One might argue that Israeli security concerns — surrounded by hostile neighbors and repeatedly targeted by rocket attacks — fully justify the continued settlement of the West Bank as a defensive buffer; yet this argument, however understandable, overlooks the well-documented finding that settlement expansion on territory the international community regards as subject to final-status negotiation has consistently foreclosed the geographic basis for a viable Palestinian state.A6 Israeli Prime Minister Benjamin Netanyahu's stated openness to a two-state solution came with conditions — including the prohibition of a Palestinian military — that Palestinian negotiators found incompatible with genuine sovereignty. The settlement issue and the sovereignty question are therefore not peripheral irritants; they are structural obstacles that any peace framework must resolve.
The human cost of this impasse is substantial: the 1948–1949 displacement of roughly 700,000 Palestinians, documented by United Nations records of the period, stands as a historically verifiable marker of how territorial conflict translates into generational grievance — and why the refugee question cannot be set aside as a precondition for talking about borders.A7
VI. Conclusion
The history surveyed here reveals a conflict in which both parties have, at various moments, acted in ways that deepened rather than resolved the crisis. Arab leadership's rejection of the 1937 Peel Commission partition and the 1947 UN plan, combined with armed attacks on the nascent Israeli state, gave Israel legitimate reasons to prioritize security over territorial concession. Israel's continued expansion of settlements in the West Bank, its periodic refusal to negotiate with elected Palestinian representatives, and its periodic collective-punishment responses to Hamas attacks have, in turn, given Palestinians legitimate reasons to doubt Israeli commitment to a negotiated settlement.

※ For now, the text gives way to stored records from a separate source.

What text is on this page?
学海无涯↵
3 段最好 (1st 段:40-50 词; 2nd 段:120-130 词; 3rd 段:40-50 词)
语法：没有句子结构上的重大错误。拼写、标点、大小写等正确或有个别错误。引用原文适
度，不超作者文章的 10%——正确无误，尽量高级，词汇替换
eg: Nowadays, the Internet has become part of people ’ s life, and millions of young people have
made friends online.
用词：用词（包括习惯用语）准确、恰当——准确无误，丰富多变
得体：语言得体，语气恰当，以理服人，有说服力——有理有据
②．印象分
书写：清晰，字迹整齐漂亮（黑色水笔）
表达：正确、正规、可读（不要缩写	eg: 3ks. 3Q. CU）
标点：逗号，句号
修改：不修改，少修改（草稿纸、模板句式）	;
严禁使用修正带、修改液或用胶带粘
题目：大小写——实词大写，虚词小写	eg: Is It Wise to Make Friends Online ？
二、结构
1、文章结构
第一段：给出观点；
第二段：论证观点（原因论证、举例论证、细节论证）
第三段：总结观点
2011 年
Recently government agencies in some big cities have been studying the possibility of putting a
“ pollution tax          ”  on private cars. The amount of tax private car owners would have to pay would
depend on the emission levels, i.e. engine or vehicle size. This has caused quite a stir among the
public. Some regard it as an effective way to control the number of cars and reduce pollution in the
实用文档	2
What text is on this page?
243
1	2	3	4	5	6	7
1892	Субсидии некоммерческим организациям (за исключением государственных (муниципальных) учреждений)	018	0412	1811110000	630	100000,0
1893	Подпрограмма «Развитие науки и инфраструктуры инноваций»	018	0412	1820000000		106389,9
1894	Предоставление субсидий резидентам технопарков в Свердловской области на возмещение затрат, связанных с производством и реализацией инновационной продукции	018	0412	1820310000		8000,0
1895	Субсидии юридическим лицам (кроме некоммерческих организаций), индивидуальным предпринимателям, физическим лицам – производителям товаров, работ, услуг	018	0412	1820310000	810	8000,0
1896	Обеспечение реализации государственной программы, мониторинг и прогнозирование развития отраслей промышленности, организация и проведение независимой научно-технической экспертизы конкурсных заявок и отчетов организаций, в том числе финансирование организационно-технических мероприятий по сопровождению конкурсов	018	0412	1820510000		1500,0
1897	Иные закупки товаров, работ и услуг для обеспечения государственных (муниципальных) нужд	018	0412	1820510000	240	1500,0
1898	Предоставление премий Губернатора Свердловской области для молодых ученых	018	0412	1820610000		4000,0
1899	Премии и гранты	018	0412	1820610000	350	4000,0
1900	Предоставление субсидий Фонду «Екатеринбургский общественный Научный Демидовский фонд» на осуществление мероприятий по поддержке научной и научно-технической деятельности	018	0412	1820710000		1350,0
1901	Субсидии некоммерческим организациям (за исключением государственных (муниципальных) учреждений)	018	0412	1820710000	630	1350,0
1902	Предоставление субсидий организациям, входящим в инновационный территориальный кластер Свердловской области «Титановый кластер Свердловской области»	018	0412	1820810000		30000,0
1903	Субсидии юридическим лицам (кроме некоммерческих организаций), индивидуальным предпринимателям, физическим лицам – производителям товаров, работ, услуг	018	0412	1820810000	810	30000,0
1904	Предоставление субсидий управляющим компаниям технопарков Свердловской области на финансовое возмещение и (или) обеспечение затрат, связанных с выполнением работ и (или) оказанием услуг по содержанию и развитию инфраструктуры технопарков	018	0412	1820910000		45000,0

Neither narrative of victimhood is false; both are incomplete.
A durable resolution will require more than a renewed commitment to the two-state formula: it will require a concrete mechanism for addressing Palestinian refugee claims, an internationally monitored halt to West Bank settlement construction, a Palestinian governing authority capable of enforcing a renunciation of violence, and Israeli security guarantees that do not amount to permanent occupation — conditions that as of the period examined here no negotiating framework had successfully combined.A8 The conflict endures not because peace is theoretically impossible but because the political will to accept those interlocking costs simultaneously has not yet materialized on either side. Understanding the structural reasons for that failure is the necessary first step toward imagining how it might eventually change.